I am overwhelmed with emotion today at the news of the death of Osama bin Laden . . . jubilant, relieved, grief-stricken, saddened or bittersweet, it doesn’t matter. I’m relieved that the mastermind is gone.
Today I planned to blog about DAY FIVE of Karol K. Truman’s book, Feelings Buried Alive Never Die. However, I have chosen to be selfish and change my twist on this subject to focus on me and my emotions. Because of this international breaking news, I felt it was time for me to heal my own wounds.
At the notice of the death of Osama bin Laden in the late hours of last evening, my mind and body went into a meltdown. No, I did not lose anyone in 9/11, but I have a son who was in high school on 9/11 and who is serving in Afghanistan today. He and his fellow soldiers will ultimately experience the consequences of this historic action.
Not only is my son protecting our freedom, but my brother protected our freedom in a Special Forces unit in the late 1950s and mid 1960s. He died for our country in 1965, during peacetime, to a different kind of terrorist – not acknowledged as such in the 60s – and one who never had a name. The emotions that I have stored within me since this tragic event in 1965, swelled to major proportions as my tears and moaning took on a life of their own.
As Karol Truman recommends, for healing to take place, we have to get into the emotion; feel them, know when they surface and stay aware of the feeling. She says we don’t have to retrace our steps and remember the entire scenario when these emotions were given life – just be aware of them and begin to work through her process.
With that advice in hand, I faced my buried emotions and gave them a name. They are called grief and sadness mixed with a little bitterness. These emotions show their ugly face every time I hear of a soldier’s death, pass a flag at half-staff, or listen to the songs – America the Beautiful or the Star-Spangled Banner. This emotion shows up as tears of sadness and regret that my own brother was never found nor properly honored for his service to our country. We never received a body as the body’s were left on that mountainside in Columbia, South America so long ago.
I still grieve for my brother and the hundreds of men and women in the military today that face challenges that we will never know, especially my son. Many of you will never know the feelings of loss when a family member who fought for our country, dies for our country. For that, I am thankful. But for those of us who have faced this loss, today is bittersweet.

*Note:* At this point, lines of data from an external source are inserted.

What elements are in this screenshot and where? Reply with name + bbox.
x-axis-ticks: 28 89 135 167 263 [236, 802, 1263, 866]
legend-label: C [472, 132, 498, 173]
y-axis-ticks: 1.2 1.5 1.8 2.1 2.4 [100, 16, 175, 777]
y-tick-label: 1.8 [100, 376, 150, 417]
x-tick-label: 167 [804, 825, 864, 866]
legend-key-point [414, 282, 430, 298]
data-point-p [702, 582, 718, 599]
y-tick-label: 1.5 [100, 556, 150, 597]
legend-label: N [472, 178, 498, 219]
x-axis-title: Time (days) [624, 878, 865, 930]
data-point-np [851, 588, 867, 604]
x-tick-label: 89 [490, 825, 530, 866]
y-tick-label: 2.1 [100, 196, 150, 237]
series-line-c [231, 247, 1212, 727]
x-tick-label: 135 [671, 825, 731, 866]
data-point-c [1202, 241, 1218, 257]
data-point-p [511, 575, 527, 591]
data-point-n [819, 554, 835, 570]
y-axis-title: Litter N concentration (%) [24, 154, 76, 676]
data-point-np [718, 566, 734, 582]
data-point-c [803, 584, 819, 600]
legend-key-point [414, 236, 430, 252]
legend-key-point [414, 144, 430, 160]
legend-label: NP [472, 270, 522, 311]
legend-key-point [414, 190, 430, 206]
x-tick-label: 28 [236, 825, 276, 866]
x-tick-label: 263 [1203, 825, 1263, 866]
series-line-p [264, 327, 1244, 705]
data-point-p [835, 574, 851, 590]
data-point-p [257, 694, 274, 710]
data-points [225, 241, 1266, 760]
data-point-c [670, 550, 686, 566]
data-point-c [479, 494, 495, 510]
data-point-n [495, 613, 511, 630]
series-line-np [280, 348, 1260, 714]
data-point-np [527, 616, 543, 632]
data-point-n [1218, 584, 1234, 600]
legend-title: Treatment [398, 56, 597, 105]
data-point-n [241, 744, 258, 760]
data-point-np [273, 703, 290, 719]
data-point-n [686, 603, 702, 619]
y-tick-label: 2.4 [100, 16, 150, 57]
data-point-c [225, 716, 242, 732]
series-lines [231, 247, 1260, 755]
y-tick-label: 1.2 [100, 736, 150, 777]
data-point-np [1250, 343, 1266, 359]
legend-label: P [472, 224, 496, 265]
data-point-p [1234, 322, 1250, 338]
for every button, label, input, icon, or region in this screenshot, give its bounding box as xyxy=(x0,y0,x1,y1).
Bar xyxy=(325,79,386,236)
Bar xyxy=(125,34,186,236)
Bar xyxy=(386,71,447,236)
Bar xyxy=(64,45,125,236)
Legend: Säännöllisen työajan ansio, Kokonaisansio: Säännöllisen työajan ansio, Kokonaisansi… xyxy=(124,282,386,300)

As I end this blog, I’m working through Truman’s spiritual practice that will help heal my buried emotions of grief and sadness. Tomorrow I will share with you more information about this profound practice that can heal the unseen wounds that stop us from filling our lives with joy and gladness.
As for my son, I love him and thank him for what he is sacrificing for our freedom. I pray that he and all our soldiers are safe from the ravages of war. Please remember to thank all soldiers, near and far, along the streets, in the malls, at airports, in churches and synagogues, and wherever and whenever they are in your presence. We owe them the respect and gratitude for what they are doing for us. God Bless America and God Bless our soldiers.